神医圣手 > 龙族:路明非的街头歌手女友 > 第150章 战帅册封

第150章 战帅册封

    (我,本书之主,断秋风落,正式册封神秘面具男520为卡塞尔战帅。)

    ————————————

    “你才是小偷!是你偷走了我的身体!我的力量!我的自由!”

    那个白裙子的温蒂站在黑暗中央,声音像从坏掉的音箱里撕出来,带着极重的怨气。

    她的脸和温蒂一模一样,可表情全拧在一起,像被什么压了几百年。

    温蒂坐在半空一块不知从哪儿浮出来的石阶上,翘着腿,手肘搭着膝盖,笑得又欠又嚣张:

    “呵呵,菜就多练,输不起就别玩。谁强谁是本体,知道不?”

    “啊——!你把我的身体还我!还我,还我,还我,还我!!!”

    她彻底叫起来,眼睛红得吓人,声音在梦境里撞出层层回响。

    温蒂掏了掏耳朵,连姿势都没换:

    “你叫你妈呢?有本事自己来抢啊。就霸凌你了,怎么滴?我可是和源稚生他们专门学过霸之意志的!”

    她跳下石阶,一步步朝那个冒牌货走去。

    每走一步,身后就卷起一小片青色的风。

    她走到她面前,和她鼻尖对鼻尖,然后笑得极恶劣,一字一顿地说:

    “还有,这具身体,从来都和你没关系,作为房客,你就像个无能的妻子一样,看着我和明明幸福吧。”

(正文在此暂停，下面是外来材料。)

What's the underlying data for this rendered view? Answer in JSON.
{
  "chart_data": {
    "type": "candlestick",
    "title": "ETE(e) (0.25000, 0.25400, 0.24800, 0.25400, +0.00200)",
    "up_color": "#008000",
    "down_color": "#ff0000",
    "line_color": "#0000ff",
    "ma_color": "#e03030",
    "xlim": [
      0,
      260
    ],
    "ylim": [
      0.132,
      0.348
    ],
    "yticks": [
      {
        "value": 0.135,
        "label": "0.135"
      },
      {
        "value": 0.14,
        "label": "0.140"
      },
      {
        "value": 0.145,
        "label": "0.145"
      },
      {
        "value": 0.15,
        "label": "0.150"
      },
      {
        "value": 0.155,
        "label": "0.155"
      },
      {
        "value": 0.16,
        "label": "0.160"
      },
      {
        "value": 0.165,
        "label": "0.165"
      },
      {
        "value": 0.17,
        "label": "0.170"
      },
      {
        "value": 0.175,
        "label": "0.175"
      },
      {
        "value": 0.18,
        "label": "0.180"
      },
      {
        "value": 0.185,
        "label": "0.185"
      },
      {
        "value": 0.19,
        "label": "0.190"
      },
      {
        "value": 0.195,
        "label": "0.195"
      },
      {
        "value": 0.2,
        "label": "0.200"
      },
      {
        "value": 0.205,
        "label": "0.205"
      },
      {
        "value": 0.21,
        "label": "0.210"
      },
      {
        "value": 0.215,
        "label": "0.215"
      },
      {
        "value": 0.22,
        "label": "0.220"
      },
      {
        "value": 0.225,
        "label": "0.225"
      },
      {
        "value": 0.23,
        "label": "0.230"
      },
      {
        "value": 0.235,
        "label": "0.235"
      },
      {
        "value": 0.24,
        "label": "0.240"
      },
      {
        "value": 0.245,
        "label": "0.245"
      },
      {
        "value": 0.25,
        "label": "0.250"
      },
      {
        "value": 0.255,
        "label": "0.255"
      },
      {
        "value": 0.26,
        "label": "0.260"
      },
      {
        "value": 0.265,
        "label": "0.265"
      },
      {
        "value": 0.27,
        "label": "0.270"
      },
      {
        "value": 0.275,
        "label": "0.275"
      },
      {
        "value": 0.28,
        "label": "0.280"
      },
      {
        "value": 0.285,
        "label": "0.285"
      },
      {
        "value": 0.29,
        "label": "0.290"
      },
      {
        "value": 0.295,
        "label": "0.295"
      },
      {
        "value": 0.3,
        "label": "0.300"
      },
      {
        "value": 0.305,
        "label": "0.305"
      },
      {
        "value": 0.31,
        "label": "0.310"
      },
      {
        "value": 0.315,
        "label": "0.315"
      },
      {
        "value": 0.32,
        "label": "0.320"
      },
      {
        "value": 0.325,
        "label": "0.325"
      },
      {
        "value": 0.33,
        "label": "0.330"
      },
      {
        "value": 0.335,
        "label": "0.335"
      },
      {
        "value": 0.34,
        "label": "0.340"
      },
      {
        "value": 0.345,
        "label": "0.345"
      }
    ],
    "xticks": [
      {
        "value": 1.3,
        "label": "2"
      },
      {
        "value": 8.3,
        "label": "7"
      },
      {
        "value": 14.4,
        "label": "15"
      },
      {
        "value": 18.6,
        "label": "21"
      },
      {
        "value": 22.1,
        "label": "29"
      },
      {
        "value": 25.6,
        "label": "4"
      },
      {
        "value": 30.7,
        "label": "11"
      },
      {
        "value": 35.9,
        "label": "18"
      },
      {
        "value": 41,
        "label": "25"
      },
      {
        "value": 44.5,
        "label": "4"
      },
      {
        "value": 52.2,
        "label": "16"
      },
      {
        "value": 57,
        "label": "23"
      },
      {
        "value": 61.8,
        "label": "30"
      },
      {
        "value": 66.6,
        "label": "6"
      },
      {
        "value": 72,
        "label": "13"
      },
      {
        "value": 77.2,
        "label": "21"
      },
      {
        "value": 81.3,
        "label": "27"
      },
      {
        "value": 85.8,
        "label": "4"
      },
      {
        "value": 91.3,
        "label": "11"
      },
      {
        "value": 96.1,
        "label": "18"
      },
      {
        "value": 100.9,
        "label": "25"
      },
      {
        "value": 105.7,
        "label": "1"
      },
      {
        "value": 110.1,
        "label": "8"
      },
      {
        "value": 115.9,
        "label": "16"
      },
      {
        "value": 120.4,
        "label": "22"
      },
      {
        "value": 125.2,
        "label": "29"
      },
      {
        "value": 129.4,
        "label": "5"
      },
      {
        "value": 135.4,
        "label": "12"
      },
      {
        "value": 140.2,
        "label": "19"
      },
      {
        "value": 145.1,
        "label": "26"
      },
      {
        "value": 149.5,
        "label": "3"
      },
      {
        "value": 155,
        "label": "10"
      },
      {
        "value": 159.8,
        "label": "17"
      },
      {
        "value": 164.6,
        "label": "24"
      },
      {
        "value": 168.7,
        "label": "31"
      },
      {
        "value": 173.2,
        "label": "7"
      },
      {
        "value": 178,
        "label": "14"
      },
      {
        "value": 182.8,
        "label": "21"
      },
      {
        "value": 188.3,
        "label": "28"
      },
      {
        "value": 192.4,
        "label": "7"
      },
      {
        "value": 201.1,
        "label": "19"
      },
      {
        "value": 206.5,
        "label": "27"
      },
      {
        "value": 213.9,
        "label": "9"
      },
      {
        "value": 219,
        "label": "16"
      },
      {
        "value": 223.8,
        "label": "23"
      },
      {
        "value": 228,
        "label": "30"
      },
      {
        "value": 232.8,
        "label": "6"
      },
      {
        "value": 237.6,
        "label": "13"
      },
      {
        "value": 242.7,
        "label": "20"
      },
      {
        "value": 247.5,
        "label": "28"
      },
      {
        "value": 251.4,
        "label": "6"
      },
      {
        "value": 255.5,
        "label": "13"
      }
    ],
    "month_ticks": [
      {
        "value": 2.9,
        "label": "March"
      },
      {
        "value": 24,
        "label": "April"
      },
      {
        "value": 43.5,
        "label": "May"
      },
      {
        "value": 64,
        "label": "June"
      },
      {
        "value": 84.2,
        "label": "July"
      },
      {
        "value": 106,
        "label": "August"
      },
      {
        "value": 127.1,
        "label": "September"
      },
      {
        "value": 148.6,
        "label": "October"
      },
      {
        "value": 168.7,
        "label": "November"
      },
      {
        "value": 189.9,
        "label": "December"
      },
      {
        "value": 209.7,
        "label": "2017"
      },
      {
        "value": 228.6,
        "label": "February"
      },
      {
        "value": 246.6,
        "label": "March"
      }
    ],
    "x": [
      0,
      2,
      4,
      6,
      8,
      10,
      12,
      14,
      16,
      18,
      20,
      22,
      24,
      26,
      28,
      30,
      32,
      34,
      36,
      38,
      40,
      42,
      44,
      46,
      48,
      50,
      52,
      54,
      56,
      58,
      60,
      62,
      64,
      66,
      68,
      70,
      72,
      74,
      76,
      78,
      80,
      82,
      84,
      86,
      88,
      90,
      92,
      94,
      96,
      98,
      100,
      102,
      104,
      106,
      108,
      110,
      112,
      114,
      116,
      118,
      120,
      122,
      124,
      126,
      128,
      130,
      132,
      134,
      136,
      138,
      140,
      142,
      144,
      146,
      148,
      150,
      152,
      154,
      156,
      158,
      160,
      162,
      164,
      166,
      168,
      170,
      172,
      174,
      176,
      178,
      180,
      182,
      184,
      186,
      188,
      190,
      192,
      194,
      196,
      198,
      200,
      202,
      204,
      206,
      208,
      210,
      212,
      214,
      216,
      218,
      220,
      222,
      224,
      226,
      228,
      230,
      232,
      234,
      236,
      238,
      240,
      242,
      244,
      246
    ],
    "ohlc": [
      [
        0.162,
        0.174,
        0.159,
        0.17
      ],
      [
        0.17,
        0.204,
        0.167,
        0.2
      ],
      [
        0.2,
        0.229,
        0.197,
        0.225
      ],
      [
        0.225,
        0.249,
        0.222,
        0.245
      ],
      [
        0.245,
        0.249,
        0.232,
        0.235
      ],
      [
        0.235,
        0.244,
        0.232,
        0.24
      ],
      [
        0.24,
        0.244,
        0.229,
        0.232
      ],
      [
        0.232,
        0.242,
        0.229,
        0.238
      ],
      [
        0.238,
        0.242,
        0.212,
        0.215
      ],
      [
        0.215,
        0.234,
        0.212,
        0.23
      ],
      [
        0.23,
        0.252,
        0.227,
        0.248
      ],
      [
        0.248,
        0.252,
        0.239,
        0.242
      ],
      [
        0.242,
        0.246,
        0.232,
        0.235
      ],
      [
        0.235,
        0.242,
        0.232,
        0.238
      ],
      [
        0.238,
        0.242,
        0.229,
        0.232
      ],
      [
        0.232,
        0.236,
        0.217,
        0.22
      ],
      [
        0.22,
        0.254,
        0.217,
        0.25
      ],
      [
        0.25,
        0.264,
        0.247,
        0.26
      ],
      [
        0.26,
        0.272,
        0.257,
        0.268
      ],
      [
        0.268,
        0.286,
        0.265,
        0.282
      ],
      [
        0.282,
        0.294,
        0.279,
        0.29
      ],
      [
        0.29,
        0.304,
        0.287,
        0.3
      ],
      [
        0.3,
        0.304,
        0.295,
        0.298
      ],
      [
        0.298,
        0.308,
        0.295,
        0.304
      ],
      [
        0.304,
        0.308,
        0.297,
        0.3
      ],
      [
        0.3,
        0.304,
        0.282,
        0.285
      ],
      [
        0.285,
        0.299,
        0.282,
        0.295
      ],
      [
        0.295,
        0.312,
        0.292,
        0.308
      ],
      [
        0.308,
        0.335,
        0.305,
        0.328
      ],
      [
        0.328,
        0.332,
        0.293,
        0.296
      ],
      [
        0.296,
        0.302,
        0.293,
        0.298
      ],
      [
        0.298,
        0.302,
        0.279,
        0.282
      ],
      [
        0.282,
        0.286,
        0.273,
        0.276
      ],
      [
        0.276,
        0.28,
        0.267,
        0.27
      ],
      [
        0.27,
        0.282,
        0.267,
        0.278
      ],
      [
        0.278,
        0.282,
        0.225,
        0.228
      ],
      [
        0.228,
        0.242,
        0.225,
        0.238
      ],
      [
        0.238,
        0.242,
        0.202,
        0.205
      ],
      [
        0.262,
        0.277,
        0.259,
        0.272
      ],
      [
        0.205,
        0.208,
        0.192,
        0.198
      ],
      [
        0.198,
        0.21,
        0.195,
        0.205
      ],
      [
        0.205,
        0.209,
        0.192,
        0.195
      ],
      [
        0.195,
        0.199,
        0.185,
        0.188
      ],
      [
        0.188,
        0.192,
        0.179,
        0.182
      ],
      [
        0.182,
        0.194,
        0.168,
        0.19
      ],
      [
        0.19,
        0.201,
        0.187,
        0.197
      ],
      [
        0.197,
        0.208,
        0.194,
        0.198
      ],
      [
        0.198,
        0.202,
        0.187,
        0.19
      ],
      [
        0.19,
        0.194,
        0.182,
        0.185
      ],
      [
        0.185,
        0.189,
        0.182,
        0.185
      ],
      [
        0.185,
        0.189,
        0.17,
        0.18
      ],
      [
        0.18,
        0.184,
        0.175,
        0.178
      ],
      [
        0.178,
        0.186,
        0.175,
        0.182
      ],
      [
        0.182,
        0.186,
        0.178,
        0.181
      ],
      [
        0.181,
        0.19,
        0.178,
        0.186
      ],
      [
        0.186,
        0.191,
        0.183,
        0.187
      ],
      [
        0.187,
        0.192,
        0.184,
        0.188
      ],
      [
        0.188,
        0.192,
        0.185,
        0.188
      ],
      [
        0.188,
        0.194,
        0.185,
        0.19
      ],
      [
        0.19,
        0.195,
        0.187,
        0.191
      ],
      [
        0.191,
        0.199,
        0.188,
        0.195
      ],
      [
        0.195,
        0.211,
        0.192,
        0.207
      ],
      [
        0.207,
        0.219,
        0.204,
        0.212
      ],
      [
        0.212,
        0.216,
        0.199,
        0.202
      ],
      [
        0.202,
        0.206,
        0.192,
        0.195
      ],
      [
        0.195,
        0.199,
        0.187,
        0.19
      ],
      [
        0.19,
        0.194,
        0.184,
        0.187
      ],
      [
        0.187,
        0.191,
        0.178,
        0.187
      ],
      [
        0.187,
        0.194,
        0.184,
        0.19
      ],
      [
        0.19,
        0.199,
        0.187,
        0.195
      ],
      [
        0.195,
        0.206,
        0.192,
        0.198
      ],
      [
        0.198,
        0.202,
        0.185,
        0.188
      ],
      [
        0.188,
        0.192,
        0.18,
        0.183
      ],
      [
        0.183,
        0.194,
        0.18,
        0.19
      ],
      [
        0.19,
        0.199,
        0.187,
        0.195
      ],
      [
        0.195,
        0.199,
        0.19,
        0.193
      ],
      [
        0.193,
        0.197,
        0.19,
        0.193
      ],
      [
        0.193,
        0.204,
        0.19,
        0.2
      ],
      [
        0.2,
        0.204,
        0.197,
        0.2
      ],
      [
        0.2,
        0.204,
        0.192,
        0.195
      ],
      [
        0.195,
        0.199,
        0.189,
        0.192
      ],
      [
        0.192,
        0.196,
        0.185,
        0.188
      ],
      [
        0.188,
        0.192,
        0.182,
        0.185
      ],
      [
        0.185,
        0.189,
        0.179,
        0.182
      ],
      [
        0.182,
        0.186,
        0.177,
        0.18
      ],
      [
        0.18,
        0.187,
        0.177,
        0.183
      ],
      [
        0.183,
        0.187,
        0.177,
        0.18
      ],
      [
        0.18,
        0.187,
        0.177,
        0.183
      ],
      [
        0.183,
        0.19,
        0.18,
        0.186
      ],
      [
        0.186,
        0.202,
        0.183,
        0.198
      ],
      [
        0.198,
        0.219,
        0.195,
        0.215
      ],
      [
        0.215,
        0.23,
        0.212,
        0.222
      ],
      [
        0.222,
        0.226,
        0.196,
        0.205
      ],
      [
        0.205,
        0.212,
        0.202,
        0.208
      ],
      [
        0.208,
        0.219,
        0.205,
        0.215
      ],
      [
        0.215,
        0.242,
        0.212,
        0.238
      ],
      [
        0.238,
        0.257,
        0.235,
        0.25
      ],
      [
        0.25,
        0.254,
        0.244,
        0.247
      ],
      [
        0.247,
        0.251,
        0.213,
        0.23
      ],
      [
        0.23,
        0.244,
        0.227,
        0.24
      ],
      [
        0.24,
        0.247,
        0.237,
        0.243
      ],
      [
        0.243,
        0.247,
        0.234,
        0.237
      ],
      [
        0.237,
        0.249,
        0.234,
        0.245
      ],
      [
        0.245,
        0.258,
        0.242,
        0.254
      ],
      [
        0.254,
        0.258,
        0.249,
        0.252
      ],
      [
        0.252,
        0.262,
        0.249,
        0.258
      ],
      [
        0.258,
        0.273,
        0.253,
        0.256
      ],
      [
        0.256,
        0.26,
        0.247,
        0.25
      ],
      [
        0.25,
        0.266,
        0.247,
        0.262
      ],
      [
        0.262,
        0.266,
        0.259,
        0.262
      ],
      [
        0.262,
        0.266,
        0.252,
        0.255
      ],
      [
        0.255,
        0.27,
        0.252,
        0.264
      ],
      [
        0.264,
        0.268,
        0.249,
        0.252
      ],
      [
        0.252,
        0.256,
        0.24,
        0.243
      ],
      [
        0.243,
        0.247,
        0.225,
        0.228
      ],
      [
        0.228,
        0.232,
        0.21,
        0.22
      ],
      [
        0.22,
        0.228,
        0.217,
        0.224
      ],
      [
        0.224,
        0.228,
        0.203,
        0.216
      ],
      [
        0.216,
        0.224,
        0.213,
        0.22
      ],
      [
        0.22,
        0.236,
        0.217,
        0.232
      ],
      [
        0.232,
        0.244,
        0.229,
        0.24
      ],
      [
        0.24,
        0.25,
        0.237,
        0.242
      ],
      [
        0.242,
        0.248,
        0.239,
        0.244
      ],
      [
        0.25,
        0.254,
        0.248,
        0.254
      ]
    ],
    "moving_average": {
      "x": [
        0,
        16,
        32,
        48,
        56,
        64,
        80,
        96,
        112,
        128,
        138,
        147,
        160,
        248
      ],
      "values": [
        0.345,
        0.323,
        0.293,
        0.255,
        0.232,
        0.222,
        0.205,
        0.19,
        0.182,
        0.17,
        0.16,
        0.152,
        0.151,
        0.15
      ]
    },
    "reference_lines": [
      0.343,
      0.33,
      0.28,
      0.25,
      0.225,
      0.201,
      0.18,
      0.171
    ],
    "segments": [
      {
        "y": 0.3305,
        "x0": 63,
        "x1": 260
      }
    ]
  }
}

    “你什么意思?你什么意思?你他妈什么意思??!”

    她死都不补后半句。

    醒来时,天刚亮。

    温蒂顶着一头乱发从被子里坐起来,脸还气得鼓鼓的。

    路明非早就被她的梦话吵醒,靠在床头看她:

    “又来了?”

    温蒂“嗯”了一声,扑过来把脸埋进他怀里。

    于是两人又法了一次。

    晕过去之后,果然什么梦都没了。

    直到第二天早上,温蒂才悠悠转醒。

    她浑身像被拆过又重装,每根骨头都泛着酸。

    她把手从被子里伸出来,冲路明非比了个拇指,嘴里就两个字:

    “好用。”

    路明非没理她,只把床头那杯温水递过去。

    温蒂接过来,咕咚咕咚喝完,又瘫回床上。

    …

    “话说……咱们好像还没去上过课吧?”

    路明非正把空杯放回床头,闻言手一抖,差点把杯子磕在桌角。

    他扭头看她,眼神像是看一个刚想起来自己还有期末考试这回事的逃兵。

    “何止是没去上过课…”

    他憋了半秒。

    “你连教室门朝哪开都不知道吧。”

    温蒂从被子里伸出一根手指,朝天花板晃了晃。

    “我知道。教学楼嘛,红色的砖,绿色的爬山虎,门口还有两棵歪脖子树。”

    “那是你梦里见的。”

    “梦里见的也是亲眼见的。”

    她翻了个身,把脸埋进枕头,声音闷得像从水底浮上来:

    “再说卡塞尔又不是什么正经学校,上课有命重要吗?我昨晚上跟那个叫什么律者人格的打了八百个来回,每一句都顶着她的肺管子戳,累都累死了。”

    路明非没接话,只靠在床头看她拱成一只虾。

    晨光又往上爬了一格,落在她露在外面的一截脚踝上,白得晃眼。

    他想笑。

    以前仕兰中学那帮还没跳的要是知道他现在跟温蒂躺一张床上,每天早上还被她的梦话吵醒,大概会集体排队去天台跳楼。

    “你笑什么?”

    温蒂不知什么时候把脸转了过来,一只青色的眼睛从乱发里露出来,盯着他。

    “没什么。”

    他伸手把她脸上的头发拨开,动作轻得像是怕惊动什么。

    “就是觉得我女朋友……挺费的。”

    “费什么?”

    “费床。费水。费我。”

    温蒂“嗤”地笑出声,一脚踹在他腰上,力气不大,但踹得他整个人往床边歪了一下。

    “那你别管。”

    “我不管你谁管你。”

    他顺口就接了一句,接完自己先愣住了。

    温蒂也愣了一下。

    空气安静了两秒。

    然后她猛地扯过被子蒙住头,声音从里面传出来,凶巴巴的:

    “路明非,别一大早就搞煽情,我还没吃早饭,胃酸比血糖先起来,吐你身上啊。”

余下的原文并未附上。